Posted on:2010-09-19Degree:Ph.DType:Thesis
University:McGill University (Canada)Candidate:Fillion-Gourdeau, FrancoisFull Text:PDF
GTID:2440390002474923Subject:Physics
Abstract/Summary:
In this dissertation, many-body physics techniques are used to study and improve ideas related to the description of heavy ion collisions at very high energy. The first part of the thesis concerns the production of tensor mesons in proton-proton (pp) collisions. An effective theory where the f2 meson couples to the energy-momentum tensor is proposed and a comparison of the inclusive cross-section computed in the collinear factorization, the k⊥-factorization and the color glass condensate is performed.

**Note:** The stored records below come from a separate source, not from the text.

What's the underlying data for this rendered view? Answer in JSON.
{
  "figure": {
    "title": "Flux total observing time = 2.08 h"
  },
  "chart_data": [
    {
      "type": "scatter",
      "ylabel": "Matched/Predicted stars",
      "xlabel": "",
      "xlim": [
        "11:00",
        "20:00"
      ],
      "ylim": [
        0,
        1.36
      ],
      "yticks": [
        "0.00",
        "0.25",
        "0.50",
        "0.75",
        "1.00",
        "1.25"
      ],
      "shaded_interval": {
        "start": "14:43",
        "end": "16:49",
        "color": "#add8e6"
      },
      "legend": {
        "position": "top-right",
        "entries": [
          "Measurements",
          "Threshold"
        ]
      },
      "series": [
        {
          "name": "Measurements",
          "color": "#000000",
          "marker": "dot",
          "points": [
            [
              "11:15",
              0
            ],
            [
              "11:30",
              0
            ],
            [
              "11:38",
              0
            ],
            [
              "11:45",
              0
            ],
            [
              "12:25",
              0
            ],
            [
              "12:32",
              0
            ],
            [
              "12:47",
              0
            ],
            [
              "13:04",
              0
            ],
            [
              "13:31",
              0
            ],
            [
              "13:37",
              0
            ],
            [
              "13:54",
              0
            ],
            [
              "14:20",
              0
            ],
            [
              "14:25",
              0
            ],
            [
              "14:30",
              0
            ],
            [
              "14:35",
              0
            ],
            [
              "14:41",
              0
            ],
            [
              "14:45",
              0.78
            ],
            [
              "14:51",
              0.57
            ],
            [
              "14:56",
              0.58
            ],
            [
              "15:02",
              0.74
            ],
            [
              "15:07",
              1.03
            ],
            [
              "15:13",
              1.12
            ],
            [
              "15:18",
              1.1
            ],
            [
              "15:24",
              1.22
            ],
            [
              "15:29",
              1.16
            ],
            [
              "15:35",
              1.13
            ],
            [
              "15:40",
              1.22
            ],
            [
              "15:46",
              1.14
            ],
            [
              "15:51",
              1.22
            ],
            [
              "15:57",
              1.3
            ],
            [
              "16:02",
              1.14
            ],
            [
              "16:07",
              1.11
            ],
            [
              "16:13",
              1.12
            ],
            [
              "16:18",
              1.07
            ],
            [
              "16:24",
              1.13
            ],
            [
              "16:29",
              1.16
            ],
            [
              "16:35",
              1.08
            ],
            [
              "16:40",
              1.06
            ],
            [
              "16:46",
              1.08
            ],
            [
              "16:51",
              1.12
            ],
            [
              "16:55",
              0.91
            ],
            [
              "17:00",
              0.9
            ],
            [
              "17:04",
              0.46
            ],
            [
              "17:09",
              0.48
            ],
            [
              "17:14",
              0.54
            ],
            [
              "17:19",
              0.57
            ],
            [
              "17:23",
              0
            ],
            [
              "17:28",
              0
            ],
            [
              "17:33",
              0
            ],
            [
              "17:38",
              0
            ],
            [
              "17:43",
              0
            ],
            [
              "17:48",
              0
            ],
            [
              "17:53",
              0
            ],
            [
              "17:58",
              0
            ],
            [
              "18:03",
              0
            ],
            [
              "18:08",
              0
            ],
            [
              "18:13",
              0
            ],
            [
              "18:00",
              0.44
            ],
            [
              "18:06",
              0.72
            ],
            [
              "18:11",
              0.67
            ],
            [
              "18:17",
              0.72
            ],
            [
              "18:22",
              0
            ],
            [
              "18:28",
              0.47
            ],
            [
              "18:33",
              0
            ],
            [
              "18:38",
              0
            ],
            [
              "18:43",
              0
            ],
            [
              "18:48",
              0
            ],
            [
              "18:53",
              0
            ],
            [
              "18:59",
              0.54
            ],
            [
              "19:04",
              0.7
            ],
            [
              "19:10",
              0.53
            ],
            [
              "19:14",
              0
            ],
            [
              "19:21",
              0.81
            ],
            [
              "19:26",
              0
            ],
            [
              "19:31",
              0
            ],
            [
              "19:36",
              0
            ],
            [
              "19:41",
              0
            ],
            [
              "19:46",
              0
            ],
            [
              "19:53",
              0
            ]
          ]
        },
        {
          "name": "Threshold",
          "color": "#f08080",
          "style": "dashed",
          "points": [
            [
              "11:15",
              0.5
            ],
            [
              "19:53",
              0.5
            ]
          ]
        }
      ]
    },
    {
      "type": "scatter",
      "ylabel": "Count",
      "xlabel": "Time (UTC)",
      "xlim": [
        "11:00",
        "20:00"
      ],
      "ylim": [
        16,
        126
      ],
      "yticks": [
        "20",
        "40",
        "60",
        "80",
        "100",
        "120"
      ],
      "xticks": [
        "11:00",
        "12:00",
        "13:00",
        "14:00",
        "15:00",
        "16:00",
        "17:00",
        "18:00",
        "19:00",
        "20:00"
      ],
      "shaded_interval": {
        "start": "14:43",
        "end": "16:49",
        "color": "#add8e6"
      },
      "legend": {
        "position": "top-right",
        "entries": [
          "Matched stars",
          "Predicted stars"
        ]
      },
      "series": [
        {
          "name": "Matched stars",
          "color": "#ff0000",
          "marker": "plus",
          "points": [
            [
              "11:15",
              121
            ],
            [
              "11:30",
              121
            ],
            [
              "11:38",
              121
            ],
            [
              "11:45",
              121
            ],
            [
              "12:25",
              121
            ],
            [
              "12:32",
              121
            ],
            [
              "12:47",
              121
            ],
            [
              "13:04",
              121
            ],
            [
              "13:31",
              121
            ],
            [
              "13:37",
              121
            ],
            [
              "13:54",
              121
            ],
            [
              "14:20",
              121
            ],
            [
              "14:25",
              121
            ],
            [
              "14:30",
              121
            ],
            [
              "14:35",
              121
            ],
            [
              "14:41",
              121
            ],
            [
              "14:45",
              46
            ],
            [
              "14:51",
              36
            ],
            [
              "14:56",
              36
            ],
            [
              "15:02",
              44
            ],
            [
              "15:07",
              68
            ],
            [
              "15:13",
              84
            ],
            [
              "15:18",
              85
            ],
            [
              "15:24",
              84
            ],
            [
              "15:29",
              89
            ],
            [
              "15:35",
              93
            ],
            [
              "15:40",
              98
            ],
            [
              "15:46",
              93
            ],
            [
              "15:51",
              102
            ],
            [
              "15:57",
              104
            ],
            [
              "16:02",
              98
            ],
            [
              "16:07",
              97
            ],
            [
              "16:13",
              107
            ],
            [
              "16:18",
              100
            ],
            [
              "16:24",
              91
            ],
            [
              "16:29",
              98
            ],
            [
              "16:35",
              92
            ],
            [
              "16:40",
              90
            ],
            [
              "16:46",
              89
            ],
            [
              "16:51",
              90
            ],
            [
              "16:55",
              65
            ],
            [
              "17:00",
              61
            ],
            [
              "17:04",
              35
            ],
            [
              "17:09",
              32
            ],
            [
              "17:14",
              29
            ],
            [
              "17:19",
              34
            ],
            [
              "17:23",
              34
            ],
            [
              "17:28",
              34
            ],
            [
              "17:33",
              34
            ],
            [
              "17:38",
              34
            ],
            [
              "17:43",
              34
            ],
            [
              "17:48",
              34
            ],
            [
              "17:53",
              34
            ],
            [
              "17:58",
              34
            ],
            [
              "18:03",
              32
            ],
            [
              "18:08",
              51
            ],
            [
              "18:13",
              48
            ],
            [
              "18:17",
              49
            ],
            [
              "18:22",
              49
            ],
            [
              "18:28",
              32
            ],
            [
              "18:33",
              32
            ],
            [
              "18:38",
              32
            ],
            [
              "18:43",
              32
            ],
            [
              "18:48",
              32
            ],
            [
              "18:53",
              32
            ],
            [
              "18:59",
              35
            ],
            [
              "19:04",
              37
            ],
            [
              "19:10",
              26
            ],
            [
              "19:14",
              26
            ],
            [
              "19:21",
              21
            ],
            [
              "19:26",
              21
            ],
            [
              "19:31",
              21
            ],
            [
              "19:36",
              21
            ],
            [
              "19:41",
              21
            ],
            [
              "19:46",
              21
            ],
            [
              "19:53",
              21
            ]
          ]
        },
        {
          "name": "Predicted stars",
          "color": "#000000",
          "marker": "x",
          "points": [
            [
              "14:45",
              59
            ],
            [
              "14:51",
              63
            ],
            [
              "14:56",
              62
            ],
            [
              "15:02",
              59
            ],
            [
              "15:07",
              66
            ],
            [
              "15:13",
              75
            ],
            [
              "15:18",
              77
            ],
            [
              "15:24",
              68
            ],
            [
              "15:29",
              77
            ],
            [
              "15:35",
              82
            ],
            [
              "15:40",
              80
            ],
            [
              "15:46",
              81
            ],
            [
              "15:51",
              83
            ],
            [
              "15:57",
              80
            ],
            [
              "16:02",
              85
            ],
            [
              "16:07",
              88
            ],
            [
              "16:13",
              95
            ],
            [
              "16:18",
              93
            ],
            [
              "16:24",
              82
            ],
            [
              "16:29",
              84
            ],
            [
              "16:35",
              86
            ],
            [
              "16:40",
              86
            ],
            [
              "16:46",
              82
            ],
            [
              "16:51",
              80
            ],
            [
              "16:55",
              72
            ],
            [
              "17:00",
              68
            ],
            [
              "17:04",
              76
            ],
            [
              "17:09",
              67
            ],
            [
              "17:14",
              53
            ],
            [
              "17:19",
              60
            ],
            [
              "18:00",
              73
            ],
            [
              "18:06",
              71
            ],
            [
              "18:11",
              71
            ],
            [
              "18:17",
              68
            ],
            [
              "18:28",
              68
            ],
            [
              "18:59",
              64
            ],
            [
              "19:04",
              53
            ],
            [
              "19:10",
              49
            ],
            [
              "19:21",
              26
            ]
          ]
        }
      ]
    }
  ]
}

A study of the phenomenology in pp collisions then shows a strong dependence on the parametrization of the unintegrated distribution function. The conclusion is that f2 meson production can be utilized to improve the understanding of the proton wave-function. In the second part, a similar investigation is performed by analysing the production cross-section of the eta' meson in pp and proton-nucleus (pA) collisions. The nucleus and proton are described by the CGC and the k⊥ -factorization respectively. A new technique for the computation of Wilson lines---color charge densities correlators in the McLerran-Venugopalan model is developped. The phenomenology shows that the cross-section in pA collisions is very sensitive to the value of the saturation scale, a crucial ingredient of the CGC picture. In the third part of the thesis, the collision term of the Boltzmann equation is derived from first principles at all orders and for any number of participating particles, starting from the full out-of-equilibrium quantum field theory and using the multiple scattering expansion. Finally, the emission of photons from a non-abelian strong classical field is investigated. A formalism based on Schwinger-Keldysh propagators relating the production rate of photons to the retarded solution of the Dirac equation in a background field is presented.